Комната Калинушкина — дверь в служебный кабинет открыта — находилась в щитовом доме, но была обставлена по-городскому, даже с некоторой роскошью. Пыльная шляпа брошена на полированный ящик — это радиола и магнитофон, заграничный модный «комбайн». На столике красного дерева — ушной аппарат и недопитая пивная бутылка. В углах — холодильник и сейф.
— Все делают постные лица: лавина, лавина! — рассказывала Галя. — Летягина оберегают: как бы чего не сотворил над собой. А он тоже входит в роль. «Это у нас игра такая». Ну, просто смех! Я-то не дура, хорошо понимаю: два начальника перегрызлись в глуши, кто кого съест. Знакомая картина! А лавина — это только предлог. Что, неправда?
— Так и отцу скажешь? — расхохотался Калинушкин.
— Скажу обязательно.
— «Кто кого съест»… Есть его я не собираюсь: несъедобный, — он придавил окурок. — Ему бы сейчас в отпуск по состоянию здоровья. Куда-нибудь в Сочи. Месяца на три. До зимы. Покуда все рассосется…
— С какой он полки сорвался? Неудачник? Или просто так, чокнутый? — Она повертела пальцем у виска.

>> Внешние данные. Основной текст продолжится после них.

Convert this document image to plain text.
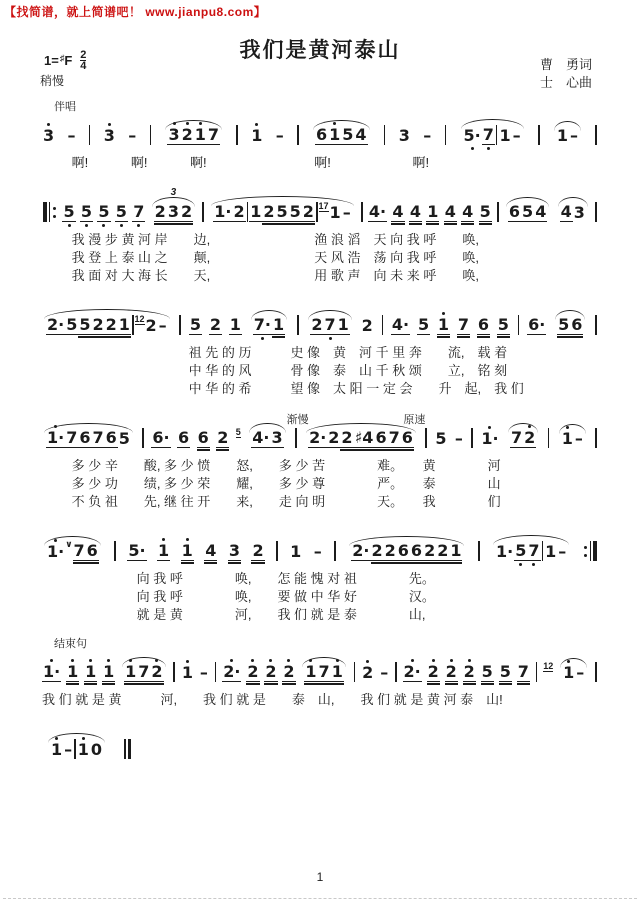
【找简谱，就上简谱吧！ www.jianpu8.com】
我们是黄河泰山
1=♯ F $\frac{2}{4}$
稍慢
曹　勇词
士　心曲
伴唱
3 – 3 – 3 2 1 7 1 – 6 1 5 4 3 – 5· 7 1 – 1 –
　　 啊!　　　 啊!　　　 啊!　　　　　　　　 啊!　　　　　　 啊!
5 5 5 5 7 2 3 2
3 1· 2 1 2 5 5 2 17 1 – 4· 4 4 1 4 4 5 6 5 4 4 3
　　 我 漫 步 黄 河 岸　　边,　　　　　　　　渔 浪 滔　天 向 我 呼　　唤,
　　 我 登 上 泰 山 之　　颠,　　　　　　　　天 风 浩　荡 向 我 呼　　唤,
　　 我 面 对 大 海 长　　天,　　　　　　　　用 歌 声　向 未 来 呼　　唤,
2· 5 5 2 2 1 12 2 – 5 2 1 7· 1 2 7 1 2 4· 5 1 7 6 5 6· 5 6
　　　　　　　　　　　 祖 先 的 历　　　史 像　黄　河 千 里 奔　　流,　载 着
　　　　　　　　　　　 中 华 的 风　　　骨 像　泰　山 千 秋 颂　　立,　铭 刻
　　　　　　　　　　　 中 华 的 希　　　望 像　太 阳 一 定 会　　升　起,　我 们
渐慢	原速
1· 7 6 7 6 5 6· 6 6 2 5 4· 3 2· 2 2 ♯4 6 7 6 5 – 1· 7 2 1 –
　　 多 少 辛　　酸, 多 少 愤　　怒,　　多 少 苦　　　　难。　　黄　　　　河
　　 多 少 功　　绩, 多 少 荣　　耀,　　多 少 尊　　　　严。　　泰　　　　山
　　 不 负 祖　　先, 继 往 开　　来,　　走 向 明　　　　天。　　我　　　　们
1· ∨ 7 6 5· 1 1 4 3 2 1 – 2· 2 2 6 6 2 2 1 1· 5 7 1 –
　　　　　　　 向 我 呼　　　　唤,　　怎 能 愧 对 祖　　　　先。
　　　　　　　 向 我 呼　　　　唤,　　要 做 中 华 好　　　　汉。
　　　　　　　 就 是 黄　　　　河,　　我 们 就 是 泰　　　　山,
结束句
1· 1 1 1 1 7 2 1 – 2· 2 2 2 1 7 1 2 – 2· 2 2 2 5 5 7 12 1 –
我 们 就 是 黄　　　河,　　我 们 就 是　　泰　山,　　我 们 就 是 黄 河 泰　山!
1 – 1 0
1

Калинушкин ел со вкусом, как все толстяки, когда они уже привыкли быть толстыми, и приговаривал:
— Человека делают обстоятельства. Что меня, что его — каждого по-своему. Он тут подзавяз маленько. Изыскания не однажды консервировались и вновь возобновлялись. Край глухой, отдаленный, назначение трассы транзитное. Горный рельеф пугал. Вот и не торопились. Иван Егорыч привык думать, что стройка никогда не начнется. Зимой он в городе, в своем проектном институте, в маленькой комнатушке в конце коридора. А чуть весна — до поздней осени он сюда, в командировку. Хороша командировка, когда он тут и состарился. И все ему казалось, что только надобно ему до конца жизни все хорошо вычертить, на самом лучшем ватмане… А два года назад открыли геологи тут и медь, и молибден, и уран, и бокситы, и нефелины, и золото, одним словом, всю Менделееву таблицу. Меня ночью с постели подняли… Месяц-другой — уже и поселок мы тут отгрохали. Глядь, уже гудят самосвалы, летят вертолеты.
— И во главе строителей не кто-нибудь, а сам Калинушкин! — подхватила в тон Галочка.
— Да, пробивной дядя Рика… Что-то твою Москву долго не дают…
Галя сняла телефонную трубку.
— Нет, просто так, — сказала она телефонистке, — я Москву заказала, скоро?
Она принялась рассматривать портреты на стене: один старинный, царских времен — мастеровой в картузе, другой советских лет — тоже, видно, железнодорожный мастер.
— Это отец ваш?.. — спросила она Калинушкина. — А это дедушка? Я догадалась. Мне папа говорил, что вы потомственный рабочий. Ишь как уютно обставились! Что люди о вас подумают, вам все равно?
— Видишь ли, что люди думают — это не твоего ума дело. Ты еще маленькая, хоть и москвичка. Вот поживешь с нашим народом…
— «И результат не замедлит сказаться»? Так папа любит выражаться в торжественных случаях. Где это вы достали?
Она рассматривала пластинки с полочки «комбайна».
— Случайно. Для дочки. Вы же, современная молодежь, увлекаетесь этим.
Галя включила радиолу и, отдавшись настроению и ритму «Больших бульваров», стала слегка покачиваться в танце. Калинушкин был грустен — появление этой девчонки напомнило ему о семье. И сейчас, когда он сидел, по-домашнему неприбранный, громоздкий, в глубоком кресле, чувствовалось, как ему трудно, как он устал от одиночества, как храпит по ночам.